Things will never get better until you make the conscious decision to lower your standards.
Animals that lose their tails visit the retail store.
Masseuse (whispers in my ear): Hey baby, would you like a happy ending?
Me: [flashback to end of Infinity Wars] Yes, please
Took my kids for a hike, and my 6yo made a big fuss to get us to stop talking and said, “I want it to be quiet so the bears will come out” 😳
These people on Hoarders knew a camera crew was coming. You’d think they’d tidy up a bit.
Threw some hot dogs and a velociraptor egg into my shake this morning, I’m ready to take on the world.

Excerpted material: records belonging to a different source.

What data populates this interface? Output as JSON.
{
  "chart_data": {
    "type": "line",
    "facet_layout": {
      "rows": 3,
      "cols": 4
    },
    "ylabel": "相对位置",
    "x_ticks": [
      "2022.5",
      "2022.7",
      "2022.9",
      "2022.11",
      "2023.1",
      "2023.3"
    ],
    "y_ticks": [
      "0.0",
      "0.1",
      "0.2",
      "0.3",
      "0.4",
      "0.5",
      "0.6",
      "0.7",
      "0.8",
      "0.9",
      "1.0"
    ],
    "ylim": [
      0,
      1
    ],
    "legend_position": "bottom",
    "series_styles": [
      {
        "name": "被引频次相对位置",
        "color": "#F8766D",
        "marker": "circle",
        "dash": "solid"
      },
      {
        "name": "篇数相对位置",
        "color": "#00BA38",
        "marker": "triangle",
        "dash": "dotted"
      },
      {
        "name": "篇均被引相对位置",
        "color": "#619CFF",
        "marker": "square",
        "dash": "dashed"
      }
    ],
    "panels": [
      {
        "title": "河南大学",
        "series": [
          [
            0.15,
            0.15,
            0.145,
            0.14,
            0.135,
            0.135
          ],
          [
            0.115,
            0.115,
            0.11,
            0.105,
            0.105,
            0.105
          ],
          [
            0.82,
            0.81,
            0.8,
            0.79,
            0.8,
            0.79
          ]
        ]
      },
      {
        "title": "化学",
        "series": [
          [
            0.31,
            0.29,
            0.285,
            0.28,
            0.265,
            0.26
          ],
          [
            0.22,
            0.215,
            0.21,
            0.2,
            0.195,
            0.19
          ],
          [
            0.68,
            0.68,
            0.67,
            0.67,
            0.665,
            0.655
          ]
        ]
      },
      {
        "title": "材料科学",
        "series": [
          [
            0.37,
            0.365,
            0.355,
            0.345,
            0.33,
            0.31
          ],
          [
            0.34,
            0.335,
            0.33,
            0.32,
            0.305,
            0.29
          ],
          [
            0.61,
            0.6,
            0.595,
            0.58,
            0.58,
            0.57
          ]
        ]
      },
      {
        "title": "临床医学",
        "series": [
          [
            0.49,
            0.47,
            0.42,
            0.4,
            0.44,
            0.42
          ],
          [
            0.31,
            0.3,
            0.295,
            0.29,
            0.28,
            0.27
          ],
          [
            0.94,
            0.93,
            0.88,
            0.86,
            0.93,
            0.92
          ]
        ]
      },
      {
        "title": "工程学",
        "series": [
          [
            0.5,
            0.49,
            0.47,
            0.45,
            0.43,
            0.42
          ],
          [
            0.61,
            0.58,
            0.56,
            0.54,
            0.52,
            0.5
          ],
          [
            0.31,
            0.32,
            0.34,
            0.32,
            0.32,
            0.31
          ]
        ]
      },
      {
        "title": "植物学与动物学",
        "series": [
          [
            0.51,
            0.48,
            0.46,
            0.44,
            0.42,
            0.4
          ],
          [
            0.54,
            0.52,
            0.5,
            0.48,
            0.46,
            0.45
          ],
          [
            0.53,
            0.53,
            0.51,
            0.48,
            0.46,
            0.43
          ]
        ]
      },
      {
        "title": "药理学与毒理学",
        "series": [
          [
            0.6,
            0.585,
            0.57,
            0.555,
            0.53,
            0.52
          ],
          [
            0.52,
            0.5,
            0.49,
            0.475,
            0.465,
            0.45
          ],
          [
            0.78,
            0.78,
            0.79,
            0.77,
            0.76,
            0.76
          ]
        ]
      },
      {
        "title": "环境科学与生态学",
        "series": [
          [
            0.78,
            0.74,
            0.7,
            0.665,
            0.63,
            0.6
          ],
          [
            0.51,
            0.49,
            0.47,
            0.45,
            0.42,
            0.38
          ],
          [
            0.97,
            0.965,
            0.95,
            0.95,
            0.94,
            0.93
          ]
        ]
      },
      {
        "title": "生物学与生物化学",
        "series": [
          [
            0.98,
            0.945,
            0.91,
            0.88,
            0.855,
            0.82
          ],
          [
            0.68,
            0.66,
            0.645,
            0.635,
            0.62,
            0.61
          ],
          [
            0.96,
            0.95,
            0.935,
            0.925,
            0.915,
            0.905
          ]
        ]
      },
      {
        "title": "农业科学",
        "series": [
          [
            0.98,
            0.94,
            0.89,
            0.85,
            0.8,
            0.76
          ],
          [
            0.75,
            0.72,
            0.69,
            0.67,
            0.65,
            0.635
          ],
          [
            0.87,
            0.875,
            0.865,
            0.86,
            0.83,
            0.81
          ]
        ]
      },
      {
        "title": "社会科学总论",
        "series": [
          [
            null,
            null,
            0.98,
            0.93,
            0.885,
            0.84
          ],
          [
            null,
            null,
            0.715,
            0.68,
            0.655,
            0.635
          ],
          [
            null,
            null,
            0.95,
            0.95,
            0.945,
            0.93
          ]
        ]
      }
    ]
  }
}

Requiring everyone’s clocks to be the same is communism. Let the free market decide what time it is
Him: how about we finish dinner and you can show me your bedroom
Me: why wait? *pulls out cellphone and flips through photos of my room*
[putting on wedding dress]
me: I feel like I’m making a big mistake
maid of honor: yes the bride should be wearing that
Everyone is all “love is patient” during the wedding but when there’s a long line for the open bar, not so much.
“Sexy role play.. I’ll be a dentist.”
“I’m here for my appointment”
“Did you book in with Karen first?”
“No?”
“Please leave, I’m very busy.”
how…. how do u get sold out… of having no mayo????
Normal adult questions:
– who, what, when, where, why, howNormal 3 year old questions:
– why
– why
– why
– why
– why
– why
– why
– why
If you’re walking around with a toothpick in your mouth you may think you look cool but we’re all just worrying about you tripping
Raise the roof!
The roof is on fire!
Hit the club!
Bust those moves!
Burning the dance floor!– RL partying sounds so violent
So done with NPR. Every time I call to request a song, they NEVER play it.